Thanks a lot for this article!I'm a mulatto who is not American at all but in the past I was bullied by black Americans into calling myself black. This was so awful that I don't deal with them anymore.

Anonymous said...

This is really quite devastating. As a mixed race person who identifies as Black, I see a horrible trend taking place that chooses to identify high achievers of color as Mulatto and the lowest of the lowest class of humans, Black. That makes me sad because mulattos in this country, particulary those prior to the 1900s are the result of rape in most cases. Just another way to discredit the Black race. It really is devastatingly sad because I believe many Black people will allow this separation to take place without challenging it. Your website is a great disservice. But alas... Who really wants to be Black in a world that despises us for who we are? As a professor at Columbia University recently stated in a lecture about race to her students, "It won't matter in 25 years anyway because the Black race simply won't exist." We can save the Elephants, but the Black race, oh well, that's another story.

Anonymous said...

Anonymous said...
This is really quite devastating.... "It won't matter in 25 years anyway because the Black race simply won't exist." We can save the Elephants, but the Black race, oh well, that's another story.
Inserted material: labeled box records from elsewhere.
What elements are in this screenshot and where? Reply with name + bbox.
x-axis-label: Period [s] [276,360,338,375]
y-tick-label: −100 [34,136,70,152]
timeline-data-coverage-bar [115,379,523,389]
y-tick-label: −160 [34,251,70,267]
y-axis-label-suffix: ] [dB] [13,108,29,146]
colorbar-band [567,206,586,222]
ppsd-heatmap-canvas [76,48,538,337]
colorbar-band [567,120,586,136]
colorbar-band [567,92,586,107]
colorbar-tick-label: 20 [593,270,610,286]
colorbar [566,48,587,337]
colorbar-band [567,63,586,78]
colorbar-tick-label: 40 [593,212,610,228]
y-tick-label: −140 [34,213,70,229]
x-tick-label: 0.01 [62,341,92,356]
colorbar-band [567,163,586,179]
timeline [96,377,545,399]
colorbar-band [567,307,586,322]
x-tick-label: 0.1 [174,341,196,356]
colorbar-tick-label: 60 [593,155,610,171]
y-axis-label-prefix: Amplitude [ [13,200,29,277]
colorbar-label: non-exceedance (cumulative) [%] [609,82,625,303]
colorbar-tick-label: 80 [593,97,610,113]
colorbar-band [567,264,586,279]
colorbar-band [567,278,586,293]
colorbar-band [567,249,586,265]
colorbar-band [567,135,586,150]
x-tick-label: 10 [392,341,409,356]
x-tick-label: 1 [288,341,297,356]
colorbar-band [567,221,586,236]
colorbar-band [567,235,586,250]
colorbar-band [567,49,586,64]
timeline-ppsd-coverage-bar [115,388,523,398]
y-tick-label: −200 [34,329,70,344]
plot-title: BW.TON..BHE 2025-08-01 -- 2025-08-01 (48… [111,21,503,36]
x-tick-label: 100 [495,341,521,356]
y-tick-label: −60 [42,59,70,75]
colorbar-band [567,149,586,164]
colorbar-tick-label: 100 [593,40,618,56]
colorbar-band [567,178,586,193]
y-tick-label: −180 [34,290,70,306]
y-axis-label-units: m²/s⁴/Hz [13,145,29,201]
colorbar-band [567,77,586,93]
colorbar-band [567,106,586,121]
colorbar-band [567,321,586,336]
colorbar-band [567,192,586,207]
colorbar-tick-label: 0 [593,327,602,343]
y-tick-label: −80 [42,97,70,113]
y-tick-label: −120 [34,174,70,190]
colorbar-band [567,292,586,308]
This is one opinion, but many say the same about the White Race. This is becoming more apparent as many cultures and races intermarry because of love in our modern and yes, more open-minded world. As a 'mulatto' myself, who identifies with being black, I felt prejudice in the 60's and 70's by both blacks and whites. I married a white man, and our children strongly identify with both the African and European heritage. I agree your statements about our past history in this country, but moving forward- those who have strong bi-racial identities, and are educated will embrace strong cultural values, and they will be our next generation!